Official address (you can download the DLL yourself):

Http://html-agility-pack.net/select-nodes

Reference: Html Agility Pack Basic class Introduction and application

Code Design:

Static voidCompleteObjecto, AsyncCompletedEventArgs e) {  //Start parsing HTML varDoc =NewHTMLDocument (); Doc. Load ("e:\ Program Files \c# program code \validate\consoleapplication1\movie.txt", Encoding.UTF8); List<string> movie =Newlist<string>(); //Htmlnodecollection nodecollection = doc. Documentnode.selectnodes ("//ul/li[class=\ "title\"]"); foreach(Htmlnode Ninchnodecollection)  {Console.WriteLine (N.innerhtml.trim ()); Movie.  ADD (N.innertext.trim ()); }    //get the most popular film critics of WatercressHtmlnodecollection NodeCollection1 = doc. Documentnode.selectnodes ("//div[class=\ "review-bd\"]/h3"); foreach(Htmlnode NinchNodeCollection1)  {Console.WriteLine (N.innerhtml.trim ()); Movie.  ADD (N.innertext.trim ()); }    foreach(varMinchmovie)  {Console.WriteLine (M); } file.delete ("e:\ Program Files \c# program code \validate\consoleapplication1\movie.txt"); }   Static voidMain (string[] args) {Console.bufferheight=10000; Console.bufferwidth=10000; stringMoviepath ="e:\ Program Files \c# program code \validate\consoleapplication1\movie.txt"; WebClient WC=NewWebClient (); Wc. useDefaultCredentials=true; Wc. DownloadFileAsync (NewUri ("https://movie.douban.com/"), Moviepath); Wc. Downloadfilecompleted+=NewAsynccompletedeventhandler (complete);  Console.read (); }

For WebClient documents, see Https://msdn.microsoft.com/zh-cn/library/system.net.webclient (v=vs.110). aspx

I have to say, the Microsoft Official website series of documents is really conscience!
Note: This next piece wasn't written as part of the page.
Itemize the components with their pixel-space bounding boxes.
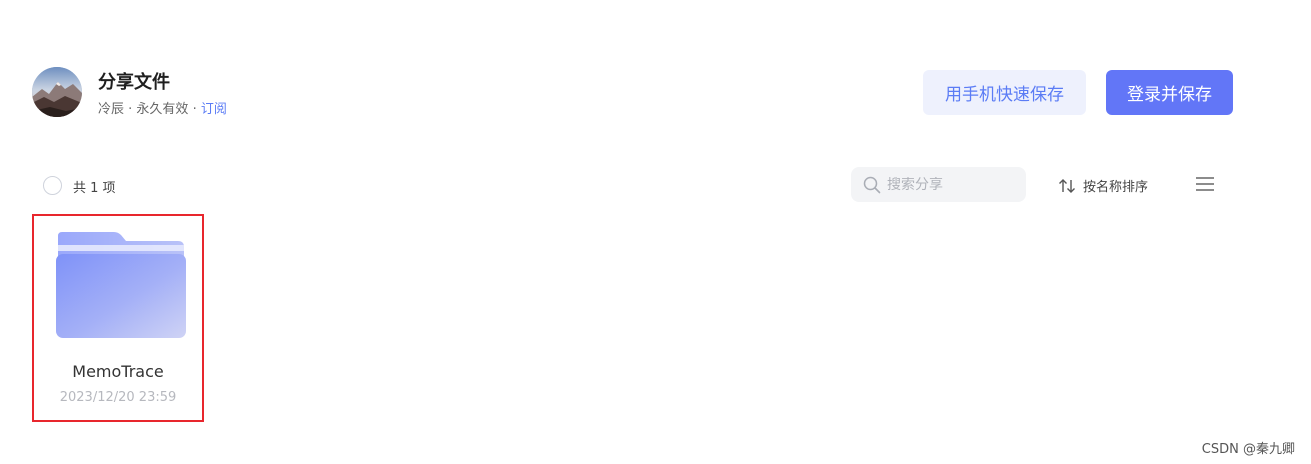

Before also heard people said, Microsoft's solution and documentation is full, but has been to check the data are directly Baidu, now a change, directly on the Microsoft official website to check .... That's a conscience! And the example is more classic!

C # parsing Html tool-html Agility Pack

Contact Us

The content source of this page is from Internet, which doesn't represent Alibaba Cloud's opinion; products and services mentioned on that page don't have any relationship with Alibaba Cloud. If the content of the page makes you feel confusing, please write us an email, we will handle the problem within 5 days after receiving your email.

If you find any instances of plagiarism from the community, please send an email to: info-contact@alibabacloud.com and provide relevant evidence. A staff member will contact you within 5 working days.

A Free Trial That Lets You Build Big!

Start building with 50+ products and up to 12 months usage for Elastic Compute Service

  • Sales Support

    1 on 1 presale consultation

  • After-Sales Support

    24/7 Technical Support 6 Free Tickets per Quarter Faster Response

  • Alibaba Cloud offers highly flexible support services tailored to meet your exact needs.